Saison 1
Je ne suis pas calé en séries médicales. Je n’ai jamais regardé Urgences, j’ai à peine vu quelques épisodes de Grey’s Anatomy, j’ai découvert Scrubs l’année dernière… Il n’y a guère que House que j’ai suivi assidûment (sans jamais voir la dernière saison). Et puis The Knick et M*A*S*H, mais ça ne compte pas.
C’est donc avec un regard plutôt vierge que je me suis lancé dans The Pitt, avec pour seule préconnaissance sa rythmique en quasi temps réel (45 minutes par épisode pour figurer une heure). Ce que je ne savais pas, c’est que cette logique s'applique sur l’intégralité de la saison. Quinze épisodes deviennent alors une journée de service. Une journée éreintante qui mériterait d’être découverte d’une traite (11h15, c’est quoi? Un marathon LOTR?) pour que la mécanique soit poussée à son paroxysme. Car de mon côté, je l’ai dévorée en trois jours, et c’était infaillible : pas le temps de s’ennuyer, pas le temps de souffler, c’est le burn-out assuré pour le spectateur, comme pour les urgentistes.
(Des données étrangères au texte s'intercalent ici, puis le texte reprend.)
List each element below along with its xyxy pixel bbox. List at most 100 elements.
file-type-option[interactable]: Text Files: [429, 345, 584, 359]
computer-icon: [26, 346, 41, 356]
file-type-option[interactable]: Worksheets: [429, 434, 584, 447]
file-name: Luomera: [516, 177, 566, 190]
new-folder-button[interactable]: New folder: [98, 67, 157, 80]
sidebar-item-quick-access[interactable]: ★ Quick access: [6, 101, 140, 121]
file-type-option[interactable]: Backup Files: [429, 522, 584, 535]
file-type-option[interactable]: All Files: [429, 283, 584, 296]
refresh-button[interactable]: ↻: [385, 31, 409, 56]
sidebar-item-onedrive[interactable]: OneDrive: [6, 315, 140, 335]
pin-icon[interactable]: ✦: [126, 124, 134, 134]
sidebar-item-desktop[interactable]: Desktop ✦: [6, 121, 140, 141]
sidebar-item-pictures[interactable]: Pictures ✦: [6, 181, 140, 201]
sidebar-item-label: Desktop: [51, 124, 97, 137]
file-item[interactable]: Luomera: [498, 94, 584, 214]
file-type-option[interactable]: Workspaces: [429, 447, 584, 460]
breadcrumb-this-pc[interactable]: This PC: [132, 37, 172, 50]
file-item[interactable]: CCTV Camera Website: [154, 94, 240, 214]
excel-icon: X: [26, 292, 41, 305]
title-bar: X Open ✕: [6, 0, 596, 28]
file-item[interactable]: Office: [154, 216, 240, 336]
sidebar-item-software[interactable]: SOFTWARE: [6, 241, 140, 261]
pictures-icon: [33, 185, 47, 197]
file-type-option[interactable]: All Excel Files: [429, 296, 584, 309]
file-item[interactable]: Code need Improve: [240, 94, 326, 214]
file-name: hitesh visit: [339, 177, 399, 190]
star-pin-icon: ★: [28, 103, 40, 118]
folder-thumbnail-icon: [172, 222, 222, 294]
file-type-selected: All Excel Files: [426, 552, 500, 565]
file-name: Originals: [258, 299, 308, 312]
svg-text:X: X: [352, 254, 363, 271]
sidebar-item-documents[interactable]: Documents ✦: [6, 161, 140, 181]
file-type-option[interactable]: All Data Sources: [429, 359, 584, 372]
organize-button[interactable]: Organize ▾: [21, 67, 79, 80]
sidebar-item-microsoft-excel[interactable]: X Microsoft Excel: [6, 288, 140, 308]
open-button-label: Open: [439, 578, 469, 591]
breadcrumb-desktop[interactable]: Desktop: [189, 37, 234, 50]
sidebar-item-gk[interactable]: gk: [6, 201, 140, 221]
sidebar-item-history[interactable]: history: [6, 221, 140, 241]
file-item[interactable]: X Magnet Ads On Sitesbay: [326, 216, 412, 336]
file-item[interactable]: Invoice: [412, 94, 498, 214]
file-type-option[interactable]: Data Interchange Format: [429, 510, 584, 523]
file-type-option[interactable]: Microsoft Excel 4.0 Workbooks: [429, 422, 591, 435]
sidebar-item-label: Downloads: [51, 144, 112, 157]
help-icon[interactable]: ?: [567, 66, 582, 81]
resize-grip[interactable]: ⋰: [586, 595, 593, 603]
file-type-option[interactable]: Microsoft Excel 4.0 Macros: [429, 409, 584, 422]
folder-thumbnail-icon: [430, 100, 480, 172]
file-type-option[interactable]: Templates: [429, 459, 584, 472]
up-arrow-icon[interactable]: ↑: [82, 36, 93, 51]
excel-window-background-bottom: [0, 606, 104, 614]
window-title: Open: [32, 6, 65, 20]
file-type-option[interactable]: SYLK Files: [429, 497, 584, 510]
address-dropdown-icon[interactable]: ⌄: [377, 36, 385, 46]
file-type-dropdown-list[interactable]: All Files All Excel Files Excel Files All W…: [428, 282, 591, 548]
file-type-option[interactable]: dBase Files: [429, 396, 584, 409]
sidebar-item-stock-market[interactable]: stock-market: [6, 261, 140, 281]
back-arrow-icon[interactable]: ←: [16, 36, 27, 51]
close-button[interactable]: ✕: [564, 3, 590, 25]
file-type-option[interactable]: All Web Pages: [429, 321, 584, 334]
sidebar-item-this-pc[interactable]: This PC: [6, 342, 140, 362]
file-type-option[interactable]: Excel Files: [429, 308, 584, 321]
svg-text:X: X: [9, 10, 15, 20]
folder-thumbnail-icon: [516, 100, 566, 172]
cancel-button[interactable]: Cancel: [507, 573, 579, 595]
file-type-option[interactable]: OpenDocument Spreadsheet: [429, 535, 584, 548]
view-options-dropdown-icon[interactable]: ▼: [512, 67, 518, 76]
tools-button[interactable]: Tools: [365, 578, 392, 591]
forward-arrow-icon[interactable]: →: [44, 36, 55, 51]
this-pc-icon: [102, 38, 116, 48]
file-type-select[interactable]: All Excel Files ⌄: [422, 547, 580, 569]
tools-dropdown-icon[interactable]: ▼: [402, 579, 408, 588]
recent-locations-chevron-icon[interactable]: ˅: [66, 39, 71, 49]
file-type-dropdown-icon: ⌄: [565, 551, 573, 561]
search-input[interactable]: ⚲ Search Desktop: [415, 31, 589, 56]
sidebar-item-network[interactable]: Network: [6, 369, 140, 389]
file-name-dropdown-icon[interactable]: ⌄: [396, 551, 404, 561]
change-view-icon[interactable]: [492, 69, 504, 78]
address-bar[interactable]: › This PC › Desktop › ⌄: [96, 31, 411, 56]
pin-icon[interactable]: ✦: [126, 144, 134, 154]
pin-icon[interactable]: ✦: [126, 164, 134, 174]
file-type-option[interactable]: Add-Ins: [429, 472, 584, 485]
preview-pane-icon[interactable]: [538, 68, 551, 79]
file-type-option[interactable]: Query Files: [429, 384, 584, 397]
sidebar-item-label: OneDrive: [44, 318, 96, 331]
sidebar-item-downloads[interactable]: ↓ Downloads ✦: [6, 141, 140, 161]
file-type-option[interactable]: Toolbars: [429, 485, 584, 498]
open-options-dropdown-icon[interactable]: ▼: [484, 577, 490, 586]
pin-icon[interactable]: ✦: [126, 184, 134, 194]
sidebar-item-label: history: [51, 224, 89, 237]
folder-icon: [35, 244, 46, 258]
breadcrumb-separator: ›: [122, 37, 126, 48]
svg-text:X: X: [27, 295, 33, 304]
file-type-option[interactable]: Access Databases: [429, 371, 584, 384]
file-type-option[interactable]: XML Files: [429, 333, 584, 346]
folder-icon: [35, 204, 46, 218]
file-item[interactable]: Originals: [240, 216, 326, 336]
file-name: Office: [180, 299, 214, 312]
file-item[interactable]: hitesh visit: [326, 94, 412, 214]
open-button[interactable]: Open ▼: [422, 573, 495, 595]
Une immersion totale.
Et une telle série aujourd’hui, ça ne peut être que politique. Car enfoncer à maintes reprises l’administration sur les coupes salariales, le manque de personnel, la déconnexion des cadres face aux travailleurs sur le terrain, c’est directement à charge contre les allocations gouvernementales au secteur de la santé. Que ce soit aux USA ou en France, c’est le même combat, et on comprend bien que si à la fin de la journée la rupture nerveuse ne s’achève pas, c’est bien car ces hommes et femmes font ça par vocation. Heureusement qu’on les a applaudi à 20h pendant deux mois…
D’ailleurs, une série médicale post-Covid ne peut qu' adresser l’éléphant dans la pièce, et c’est ce que fait le show de R. Scott Gemmill en prenant le taureau par les cornes et en refusant la moindre ambiguïté sur la connerie latente d’une société des fakes news et du conspirationnisme. Les antivax, en prennent pour leur grade, et sont traités comme les crétins finis qu’ils sont. De même que The Pitt n’hésite pas à brasser toutes les problématiques modernes qui touchent au domaine médical : avortement, transidentité, tueries de masse, homoparentalité, masculinisme toxique propagé par les réseaux sociaux, culte du superficiel, aide à la fin de vie, ravages de la crise des opiacées… Le panel est très large (si large que le peu de probabilité de voir tous ces cas débouler sur une même journée fait ressortir les ficelles télévisuelles) et est sans équivoque, abordant chaque thématique par le biais de la santé du patient. Les imbéciles crieront “woke !” sans même chercher à comprendre. Mais ce sont les mêmes que The Pitt dépeint par cet électeur MAGA qui poireaute en salle d’attente : des gens petits, au raisonnement étriqué, se sentant au-dessus de la masse.
Alors pendant tout le service on sue, on craque, on pleure, on se reprend, on rit dès que l’occasion le permet, et on continue de trimer jusqu’à ce qu’on nous demande de partir. Tout cela en compagnie d’une ribambelle de personnages que l’on apprend à connaître au travers de leurs réactions et interactions, et qui s’éloignent des clichés attendus : nul n’est bon ou mauvais, chacun fait de son mieux et tente d’écarter le personnel pour venir à bout du service.
Une chose est sûre, je réembauche pour la saison 2.